Fw: Where is the edge of the Internet?

Paul Vixie paul at vix.com
Wed Nov 6 17:07:36 UTC 2002

> >    1 - Connection Taxonomy
> >    1.1. The Internet is a "network of networks", where the component
> >    networks are called Autonomous Systems (AS), each having a unique AS
> >    Number (ASN).
> Even if this reflects the original intent of ASNs, it certainly does not fit 
> current reality.

it is (a) accurate to the original definition, and (b) relevant to finding
the "edge".  everything else you added:

> Let's call any set of networks under a unified administrative control
> an Autonomous Routing Domain (ARD).  ARDs should not be confused with
> ASes (an implementation detail).  They are distinct for these reasons:
> 1) Most ARDs do not have an ASN -- they are statically routed "at the edge". 
> 2) Many networks "at the edge" use private ASNs.
> 3) Many ARDs share a provider provided ASN -- RFC 2270. 
> 4) Many ARDs are implemented with multiple ASNs. Internap is probably
>    an extreme example.
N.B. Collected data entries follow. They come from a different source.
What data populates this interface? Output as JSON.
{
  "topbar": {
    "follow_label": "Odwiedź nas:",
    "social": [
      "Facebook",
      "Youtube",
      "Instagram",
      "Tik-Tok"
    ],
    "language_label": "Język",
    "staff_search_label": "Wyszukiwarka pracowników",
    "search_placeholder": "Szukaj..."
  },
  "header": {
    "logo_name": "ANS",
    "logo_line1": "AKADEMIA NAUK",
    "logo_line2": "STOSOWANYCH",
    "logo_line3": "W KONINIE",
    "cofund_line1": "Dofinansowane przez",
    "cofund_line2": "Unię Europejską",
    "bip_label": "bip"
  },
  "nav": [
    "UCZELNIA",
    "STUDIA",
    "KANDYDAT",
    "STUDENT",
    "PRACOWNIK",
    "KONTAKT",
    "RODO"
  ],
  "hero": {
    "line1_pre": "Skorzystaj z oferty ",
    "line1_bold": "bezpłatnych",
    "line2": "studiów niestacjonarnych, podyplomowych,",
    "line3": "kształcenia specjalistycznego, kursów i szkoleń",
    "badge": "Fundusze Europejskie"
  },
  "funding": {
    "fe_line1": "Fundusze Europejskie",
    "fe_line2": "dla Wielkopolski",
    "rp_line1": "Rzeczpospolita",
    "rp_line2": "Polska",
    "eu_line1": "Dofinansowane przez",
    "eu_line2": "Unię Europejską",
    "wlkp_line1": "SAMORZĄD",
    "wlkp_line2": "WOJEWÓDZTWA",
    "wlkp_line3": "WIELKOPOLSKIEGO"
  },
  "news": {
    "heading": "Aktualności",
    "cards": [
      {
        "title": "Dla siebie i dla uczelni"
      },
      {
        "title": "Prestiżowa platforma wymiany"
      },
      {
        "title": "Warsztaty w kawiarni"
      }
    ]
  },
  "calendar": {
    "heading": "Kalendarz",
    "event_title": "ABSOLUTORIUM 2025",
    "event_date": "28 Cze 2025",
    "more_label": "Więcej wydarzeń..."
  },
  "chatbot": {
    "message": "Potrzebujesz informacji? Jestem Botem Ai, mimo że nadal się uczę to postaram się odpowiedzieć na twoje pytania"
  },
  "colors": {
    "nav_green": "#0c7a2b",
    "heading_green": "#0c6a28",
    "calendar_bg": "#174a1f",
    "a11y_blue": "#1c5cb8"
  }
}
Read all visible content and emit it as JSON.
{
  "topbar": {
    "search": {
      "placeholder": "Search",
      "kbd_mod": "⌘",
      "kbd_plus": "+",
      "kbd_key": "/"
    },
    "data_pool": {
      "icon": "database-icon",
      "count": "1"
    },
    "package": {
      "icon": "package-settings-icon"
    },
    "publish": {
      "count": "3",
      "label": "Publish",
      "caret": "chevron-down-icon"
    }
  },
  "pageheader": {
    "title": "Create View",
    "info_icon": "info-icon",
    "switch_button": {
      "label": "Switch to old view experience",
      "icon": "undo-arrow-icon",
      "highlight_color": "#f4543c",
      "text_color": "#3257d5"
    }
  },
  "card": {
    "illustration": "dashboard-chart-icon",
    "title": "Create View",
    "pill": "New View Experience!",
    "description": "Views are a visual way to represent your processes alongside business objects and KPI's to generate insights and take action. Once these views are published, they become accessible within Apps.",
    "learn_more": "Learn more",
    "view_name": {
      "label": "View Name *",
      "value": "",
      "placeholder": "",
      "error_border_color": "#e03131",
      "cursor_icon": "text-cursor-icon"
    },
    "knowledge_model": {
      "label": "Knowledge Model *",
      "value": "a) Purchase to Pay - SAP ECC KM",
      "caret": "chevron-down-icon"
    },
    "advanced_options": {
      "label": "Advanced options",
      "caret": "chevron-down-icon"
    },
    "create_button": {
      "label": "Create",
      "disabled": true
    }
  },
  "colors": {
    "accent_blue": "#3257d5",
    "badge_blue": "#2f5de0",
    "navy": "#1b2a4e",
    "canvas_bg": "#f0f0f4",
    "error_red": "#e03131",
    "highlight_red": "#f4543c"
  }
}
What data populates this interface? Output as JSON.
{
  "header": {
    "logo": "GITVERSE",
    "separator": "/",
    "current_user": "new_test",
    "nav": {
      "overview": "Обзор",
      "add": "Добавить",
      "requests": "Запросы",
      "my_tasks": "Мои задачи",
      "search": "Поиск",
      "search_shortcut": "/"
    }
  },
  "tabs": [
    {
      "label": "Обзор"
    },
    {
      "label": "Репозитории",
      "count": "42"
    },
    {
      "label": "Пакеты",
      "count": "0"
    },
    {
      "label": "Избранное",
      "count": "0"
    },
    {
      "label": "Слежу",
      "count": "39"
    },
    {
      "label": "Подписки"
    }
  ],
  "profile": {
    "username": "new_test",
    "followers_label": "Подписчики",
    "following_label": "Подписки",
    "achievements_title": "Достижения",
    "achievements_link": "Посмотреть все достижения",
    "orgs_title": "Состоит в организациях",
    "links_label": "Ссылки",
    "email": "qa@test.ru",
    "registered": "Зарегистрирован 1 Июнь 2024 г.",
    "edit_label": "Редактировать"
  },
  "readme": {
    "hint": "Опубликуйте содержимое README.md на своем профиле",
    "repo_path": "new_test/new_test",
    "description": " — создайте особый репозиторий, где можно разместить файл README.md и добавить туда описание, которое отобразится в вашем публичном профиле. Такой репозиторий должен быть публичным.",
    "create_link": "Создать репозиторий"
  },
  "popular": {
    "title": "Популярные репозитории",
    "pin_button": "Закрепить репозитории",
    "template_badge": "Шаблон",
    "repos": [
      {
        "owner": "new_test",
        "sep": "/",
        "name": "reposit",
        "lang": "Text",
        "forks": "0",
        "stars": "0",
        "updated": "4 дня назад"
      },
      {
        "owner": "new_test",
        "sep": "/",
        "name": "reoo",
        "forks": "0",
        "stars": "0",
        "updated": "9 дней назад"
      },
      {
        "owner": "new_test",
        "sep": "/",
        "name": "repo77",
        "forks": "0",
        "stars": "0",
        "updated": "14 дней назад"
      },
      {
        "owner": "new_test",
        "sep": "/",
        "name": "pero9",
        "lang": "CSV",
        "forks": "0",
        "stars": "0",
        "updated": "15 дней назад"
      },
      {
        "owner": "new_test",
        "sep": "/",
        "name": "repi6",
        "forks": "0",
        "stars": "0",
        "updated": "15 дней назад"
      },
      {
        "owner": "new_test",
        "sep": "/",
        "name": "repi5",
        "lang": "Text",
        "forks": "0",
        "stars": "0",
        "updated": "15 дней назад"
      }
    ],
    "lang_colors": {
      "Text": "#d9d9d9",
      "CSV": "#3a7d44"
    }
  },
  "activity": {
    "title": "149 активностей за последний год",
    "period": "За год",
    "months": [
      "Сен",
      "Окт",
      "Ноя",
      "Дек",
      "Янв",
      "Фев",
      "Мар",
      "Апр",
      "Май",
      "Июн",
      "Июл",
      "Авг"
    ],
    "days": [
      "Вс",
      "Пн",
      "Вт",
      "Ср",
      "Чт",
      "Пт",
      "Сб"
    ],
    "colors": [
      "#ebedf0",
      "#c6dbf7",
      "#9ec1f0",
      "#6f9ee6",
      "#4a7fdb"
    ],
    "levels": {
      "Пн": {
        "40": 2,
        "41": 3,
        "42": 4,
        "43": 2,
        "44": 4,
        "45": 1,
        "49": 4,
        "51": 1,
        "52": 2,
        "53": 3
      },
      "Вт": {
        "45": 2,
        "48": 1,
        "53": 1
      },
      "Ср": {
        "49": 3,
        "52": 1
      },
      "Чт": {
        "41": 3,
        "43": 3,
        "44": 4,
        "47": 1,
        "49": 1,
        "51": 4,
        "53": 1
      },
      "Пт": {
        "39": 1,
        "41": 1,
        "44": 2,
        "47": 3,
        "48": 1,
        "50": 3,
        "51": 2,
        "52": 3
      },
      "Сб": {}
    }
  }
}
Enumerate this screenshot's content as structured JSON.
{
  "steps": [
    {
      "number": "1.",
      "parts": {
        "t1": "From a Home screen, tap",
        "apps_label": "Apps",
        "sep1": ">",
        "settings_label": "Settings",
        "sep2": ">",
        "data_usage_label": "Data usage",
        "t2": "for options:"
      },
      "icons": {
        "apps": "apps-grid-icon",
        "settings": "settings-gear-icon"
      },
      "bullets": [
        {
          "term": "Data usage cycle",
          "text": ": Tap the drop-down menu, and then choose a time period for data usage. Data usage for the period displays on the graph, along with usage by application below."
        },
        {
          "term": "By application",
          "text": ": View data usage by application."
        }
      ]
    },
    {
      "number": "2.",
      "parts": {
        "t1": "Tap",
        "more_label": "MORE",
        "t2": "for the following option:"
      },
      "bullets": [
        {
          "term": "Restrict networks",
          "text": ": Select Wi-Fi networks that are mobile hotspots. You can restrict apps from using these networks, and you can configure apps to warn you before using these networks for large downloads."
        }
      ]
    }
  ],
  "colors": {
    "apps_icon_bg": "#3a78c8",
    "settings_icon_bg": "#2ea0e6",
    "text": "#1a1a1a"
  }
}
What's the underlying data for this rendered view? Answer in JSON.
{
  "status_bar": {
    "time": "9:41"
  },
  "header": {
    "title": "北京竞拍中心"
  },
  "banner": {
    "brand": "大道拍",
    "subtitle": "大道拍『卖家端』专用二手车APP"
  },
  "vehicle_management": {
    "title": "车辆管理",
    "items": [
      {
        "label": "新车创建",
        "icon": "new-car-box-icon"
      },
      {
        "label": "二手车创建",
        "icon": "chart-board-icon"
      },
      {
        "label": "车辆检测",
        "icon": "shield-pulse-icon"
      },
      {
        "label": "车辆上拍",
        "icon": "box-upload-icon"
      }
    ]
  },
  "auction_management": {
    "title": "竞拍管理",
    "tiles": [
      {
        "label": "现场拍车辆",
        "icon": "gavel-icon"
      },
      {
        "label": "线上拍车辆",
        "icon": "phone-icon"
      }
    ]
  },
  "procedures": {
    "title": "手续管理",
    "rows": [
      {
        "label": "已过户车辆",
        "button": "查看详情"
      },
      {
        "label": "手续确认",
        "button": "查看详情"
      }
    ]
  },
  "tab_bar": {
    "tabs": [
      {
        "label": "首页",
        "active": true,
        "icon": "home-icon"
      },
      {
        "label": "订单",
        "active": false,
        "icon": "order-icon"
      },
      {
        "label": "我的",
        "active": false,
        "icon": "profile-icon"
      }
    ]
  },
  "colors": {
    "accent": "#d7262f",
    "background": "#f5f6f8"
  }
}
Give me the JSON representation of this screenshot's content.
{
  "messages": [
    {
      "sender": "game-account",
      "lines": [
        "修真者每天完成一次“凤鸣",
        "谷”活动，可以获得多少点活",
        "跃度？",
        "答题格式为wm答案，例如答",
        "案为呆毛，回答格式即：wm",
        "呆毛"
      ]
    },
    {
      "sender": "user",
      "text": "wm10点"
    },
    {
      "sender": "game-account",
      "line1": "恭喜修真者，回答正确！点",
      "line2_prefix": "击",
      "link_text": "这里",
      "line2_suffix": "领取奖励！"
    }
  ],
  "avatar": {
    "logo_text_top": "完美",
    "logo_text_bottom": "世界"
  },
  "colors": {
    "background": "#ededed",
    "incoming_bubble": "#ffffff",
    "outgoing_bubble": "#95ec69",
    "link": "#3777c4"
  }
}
But even UUNet's global ARD (AS701, 702, 705 ...)
>    reflects an implementation choice (one that Sprint does not seem to
>    follow with 1239, for example).

...is also completely true, and points to a possible need to upgrade the
terminology in general use.  however, for the purpose of finding the edge,
the original (and still officially current) definition of "ASN" will serve.